Prince of Wales Museum
Next January may be my last in Bombay. After having shocked my senses by the sharp contrast between spirited Goa, sleepy town in Himalayas to the constant humming of mechanical Mumbai, I realized than it would soon be time to pack bags. There will be no more hum from the streets of the traffic, no more distant cheer of kids playing in Xavier’s during breaktime and no more view of Azad Maidan with the Victoria terminus beyond, lit up, sometimes garishly…but lit up. And..no more getting caught in traffic snarls on the Esplanade.
I have crossed Prince of Wales museum many times while traveling to Colaba. It is situated near Gateway of India and Taj hotel. Winters are a time when you would see huge colorful butterflies which may have escaped over its stone walls to the green patch between the road dividers. Never did I feel like visiting across the walls… until today. I have had a rather high overdose of museum visits in India to every city or town I’ve been. The museum manages to fit into ever itinerary planned to the point, I started avoiding it altogether. My impression of a museum is a dusty, lonely and empty place with bored people strolling through with a sleepy guard for company. Today that changed. The guard at the counter was the sweetest employee I’ve come across in a public place. He asked whether I wanted to take the audio tour as well, which I refused for today, but decided to note that for future.
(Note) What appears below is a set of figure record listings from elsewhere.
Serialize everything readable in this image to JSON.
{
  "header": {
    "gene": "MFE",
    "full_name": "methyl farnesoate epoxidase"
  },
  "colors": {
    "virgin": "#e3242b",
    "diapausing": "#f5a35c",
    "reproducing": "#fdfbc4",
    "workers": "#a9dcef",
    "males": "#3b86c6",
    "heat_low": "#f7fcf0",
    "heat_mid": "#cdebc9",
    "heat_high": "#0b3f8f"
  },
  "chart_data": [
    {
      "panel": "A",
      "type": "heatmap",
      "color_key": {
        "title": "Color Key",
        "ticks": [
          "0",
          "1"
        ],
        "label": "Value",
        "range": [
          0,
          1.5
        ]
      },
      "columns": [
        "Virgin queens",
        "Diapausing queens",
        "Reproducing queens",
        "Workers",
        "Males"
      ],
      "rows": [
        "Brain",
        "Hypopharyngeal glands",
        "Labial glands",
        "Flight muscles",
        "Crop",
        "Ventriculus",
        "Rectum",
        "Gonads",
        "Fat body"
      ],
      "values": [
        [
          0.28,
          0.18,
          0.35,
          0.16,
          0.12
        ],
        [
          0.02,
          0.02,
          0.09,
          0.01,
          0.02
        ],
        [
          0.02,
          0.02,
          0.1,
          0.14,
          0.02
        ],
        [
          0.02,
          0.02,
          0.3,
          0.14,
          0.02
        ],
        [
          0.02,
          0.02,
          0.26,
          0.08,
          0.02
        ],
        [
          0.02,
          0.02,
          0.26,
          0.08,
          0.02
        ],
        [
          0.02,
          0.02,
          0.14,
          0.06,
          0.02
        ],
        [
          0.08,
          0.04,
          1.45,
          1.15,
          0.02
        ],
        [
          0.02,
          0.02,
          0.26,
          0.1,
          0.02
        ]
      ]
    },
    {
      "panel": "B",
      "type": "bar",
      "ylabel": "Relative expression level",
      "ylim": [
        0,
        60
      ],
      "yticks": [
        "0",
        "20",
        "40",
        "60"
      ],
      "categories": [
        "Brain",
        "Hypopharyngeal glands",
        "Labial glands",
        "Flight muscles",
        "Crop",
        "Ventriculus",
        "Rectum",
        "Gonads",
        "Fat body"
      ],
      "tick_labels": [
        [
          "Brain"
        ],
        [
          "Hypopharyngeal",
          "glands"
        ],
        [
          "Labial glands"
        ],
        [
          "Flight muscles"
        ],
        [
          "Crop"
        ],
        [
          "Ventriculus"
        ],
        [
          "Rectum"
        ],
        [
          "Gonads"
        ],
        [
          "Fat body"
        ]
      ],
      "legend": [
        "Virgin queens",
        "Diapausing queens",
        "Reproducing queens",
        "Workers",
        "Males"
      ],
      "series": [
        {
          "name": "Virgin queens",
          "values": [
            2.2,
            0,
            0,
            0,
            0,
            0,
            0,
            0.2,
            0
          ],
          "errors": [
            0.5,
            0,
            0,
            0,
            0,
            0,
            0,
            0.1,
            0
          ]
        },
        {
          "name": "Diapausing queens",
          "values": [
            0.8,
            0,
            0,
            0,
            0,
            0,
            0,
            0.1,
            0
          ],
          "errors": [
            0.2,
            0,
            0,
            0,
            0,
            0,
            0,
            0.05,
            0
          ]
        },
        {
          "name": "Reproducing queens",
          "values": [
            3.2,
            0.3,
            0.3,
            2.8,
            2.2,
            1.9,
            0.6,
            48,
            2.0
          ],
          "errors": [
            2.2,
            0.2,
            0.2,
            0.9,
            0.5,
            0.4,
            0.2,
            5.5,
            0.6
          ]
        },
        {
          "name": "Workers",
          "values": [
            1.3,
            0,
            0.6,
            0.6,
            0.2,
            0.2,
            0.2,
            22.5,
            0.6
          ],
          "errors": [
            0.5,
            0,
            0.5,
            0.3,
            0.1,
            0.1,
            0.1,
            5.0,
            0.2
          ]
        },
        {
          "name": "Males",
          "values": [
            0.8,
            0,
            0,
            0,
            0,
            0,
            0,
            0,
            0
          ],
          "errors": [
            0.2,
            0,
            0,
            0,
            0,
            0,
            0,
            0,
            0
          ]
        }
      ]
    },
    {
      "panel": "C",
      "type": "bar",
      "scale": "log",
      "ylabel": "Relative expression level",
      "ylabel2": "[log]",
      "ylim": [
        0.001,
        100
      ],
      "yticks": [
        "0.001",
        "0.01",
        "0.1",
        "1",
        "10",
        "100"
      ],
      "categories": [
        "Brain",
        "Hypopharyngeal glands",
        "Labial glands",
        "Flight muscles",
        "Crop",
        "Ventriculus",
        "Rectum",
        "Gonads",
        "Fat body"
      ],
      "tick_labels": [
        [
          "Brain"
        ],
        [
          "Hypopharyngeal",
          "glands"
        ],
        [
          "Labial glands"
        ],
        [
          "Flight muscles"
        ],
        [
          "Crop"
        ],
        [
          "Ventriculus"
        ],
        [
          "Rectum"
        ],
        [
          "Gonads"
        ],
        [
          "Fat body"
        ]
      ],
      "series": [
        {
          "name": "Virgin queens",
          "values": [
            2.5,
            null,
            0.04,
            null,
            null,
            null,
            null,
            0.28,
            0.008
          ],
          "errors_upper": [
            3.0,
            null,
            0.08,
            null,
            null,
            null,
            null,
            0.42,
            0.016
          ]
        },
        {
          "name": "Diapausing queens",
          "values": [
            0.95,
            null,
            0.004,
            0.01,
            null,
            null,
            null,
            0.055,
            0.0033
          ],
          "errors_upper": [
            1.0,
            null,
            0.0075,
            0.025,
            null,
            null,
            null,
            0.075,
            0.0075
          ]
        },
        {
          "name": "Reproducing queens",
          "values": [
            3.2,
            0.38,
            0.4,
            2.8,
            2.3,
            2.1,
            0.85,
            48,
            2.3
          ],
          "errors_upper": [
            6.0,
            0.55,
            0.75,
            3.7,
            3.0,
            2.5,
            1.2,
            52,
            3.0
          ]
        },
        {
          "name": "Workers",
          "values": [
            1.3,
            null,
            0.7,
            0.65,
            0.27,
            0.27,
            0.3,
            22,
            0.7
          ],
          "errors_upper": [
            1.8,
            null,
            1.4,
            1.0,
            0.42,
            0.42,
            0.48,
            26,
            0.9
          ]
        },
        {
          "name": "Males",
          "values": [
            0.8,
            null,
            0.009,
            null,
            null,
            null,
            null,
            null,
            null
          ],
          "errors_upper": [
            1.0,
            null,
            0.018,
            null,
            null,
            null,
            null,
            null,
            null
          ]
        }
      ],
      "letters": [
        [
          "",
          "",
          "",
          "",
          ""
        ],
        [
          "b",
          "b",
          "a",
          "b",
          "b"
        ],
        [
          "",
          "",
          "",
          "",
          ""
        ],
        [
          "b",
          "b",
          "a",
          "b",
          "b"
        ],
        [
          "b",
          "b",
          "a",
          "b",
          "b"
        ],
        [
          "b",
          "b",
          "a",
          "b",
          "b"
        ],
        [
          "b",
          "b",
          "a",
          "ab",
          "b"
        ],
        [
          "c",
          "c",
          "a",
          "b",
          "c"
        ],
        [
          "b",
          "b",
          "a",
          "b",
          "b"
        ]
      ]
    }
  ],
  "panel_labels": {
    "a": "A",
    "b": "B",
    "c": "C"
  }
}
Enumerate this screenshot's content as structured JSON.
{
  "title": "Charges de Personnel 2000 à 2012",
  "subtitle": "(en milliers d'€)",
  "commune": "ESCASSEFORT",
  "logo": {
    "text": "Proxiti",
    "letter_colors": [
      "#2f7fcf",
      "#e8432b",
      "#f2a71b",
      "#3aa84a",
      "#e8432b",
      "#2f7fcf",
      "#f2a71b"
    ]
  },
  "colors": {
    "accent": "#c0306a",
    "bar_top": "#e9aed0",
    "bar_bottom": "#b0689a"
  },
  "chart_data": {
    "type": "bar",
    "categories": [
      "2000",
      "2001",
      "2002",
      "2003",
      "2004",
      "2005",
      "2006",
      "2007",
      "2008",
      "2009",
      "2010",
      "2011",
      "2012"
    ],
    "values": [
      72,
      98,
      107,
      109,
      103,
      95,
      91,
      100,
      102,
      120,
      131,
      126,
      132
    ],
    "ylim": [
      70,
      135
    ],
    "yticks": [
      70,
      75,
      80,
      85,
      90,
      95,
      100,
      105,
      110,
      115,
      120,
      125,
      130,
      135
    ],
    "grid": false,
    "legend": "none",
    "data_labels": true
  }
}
My first stop was the sculpture galley. After having seen the sculpture gallery in National museum in Delhi countless times, I wasn’t so impressed by the collection, nor were the sculptures as ornate as the ones in Madras. The “Saraswati” was the one that caught my attention. Limestone, basalt, sandstone and marble, explained a note about the collection. I moved next to the prints gallery, where “Carla Caves” drawn in meticulous perfection in perspective left me gaping for a while. Mentally I decided to give up teaching how to draw! How does one reach this perfection, ever? J Forbes. 1700s something. Just ahead a table and a placard announced a print making session. Some of us caught an artist etching on a piece of sun board with a triangular tool. Another person was applying print ink onto a mould, making a mess of the table and his hands.
“Today’s the first day.” said the boy at the counter.
I followed the crowd into the next gallery which was an assortment of a personal collection. Many family photographs were placed above the pieces. The strong silent gaze of a strikingly stunning man seemed to follow me around. Below the photograph was written “around 1940”. Before stepping out of the gallery I read the name: Karl Khandalavala.
I breezed through the coin exhibit and that of Baluchari saris. My next stop was the exhibition of Alice Boner, a Swiss sculptor who had once lived in India . Her marble sculpture of a visage of a man she admired, resembled very much herself. I felt she gave her own forehead and chin to that form. Her connection to India was evident through a series of photographs of Uday Shankar dance troupe, among them a still young Ravi Shankar. Most interesting was her journal of work on display along with her camera and notebook. In an interesting painting, she had managed to breakdown a complex Indian sculpture into its basic geometric form, a pentagon in this one and a hexagon in another.
The next floor was dedicated to china and fine porcelain. Most of the collection seemed to be donated by Dorab Tata. I drifted through admiring the pieces, a relief of a king and his soldiers in fine ivory; fine Wedgewood; the cameos and then reached the jade. One could but visualize an opulent setting amongst which these pieces would have once rested. Could it have been the Esplanade house; that forgotten carved beauty across the gym? Would visitors coming from various parts of the world have also admired these pieces? Maybe brought some? I looked at the jade collection contributed by Sir Ratan Tata. I tried to imagine why a man would want to share such objects of beauty with rest of the world, when it could give eternal pleasure in solitude. I looked at the asymmetrical intricately carved green jade at the end of the display. And then my eyes followed the amethyst still in the rough, the malachite pieces and the rock crystals…
I was lost in the reverie when I suddenly noticed the clock. This impromptu visit had to be cut short. I quickly made way out of the gates fast in steps with another tourist; he turned towards Colaba, perhaps to explore rest of the city, while I turned in the opposite direction back home.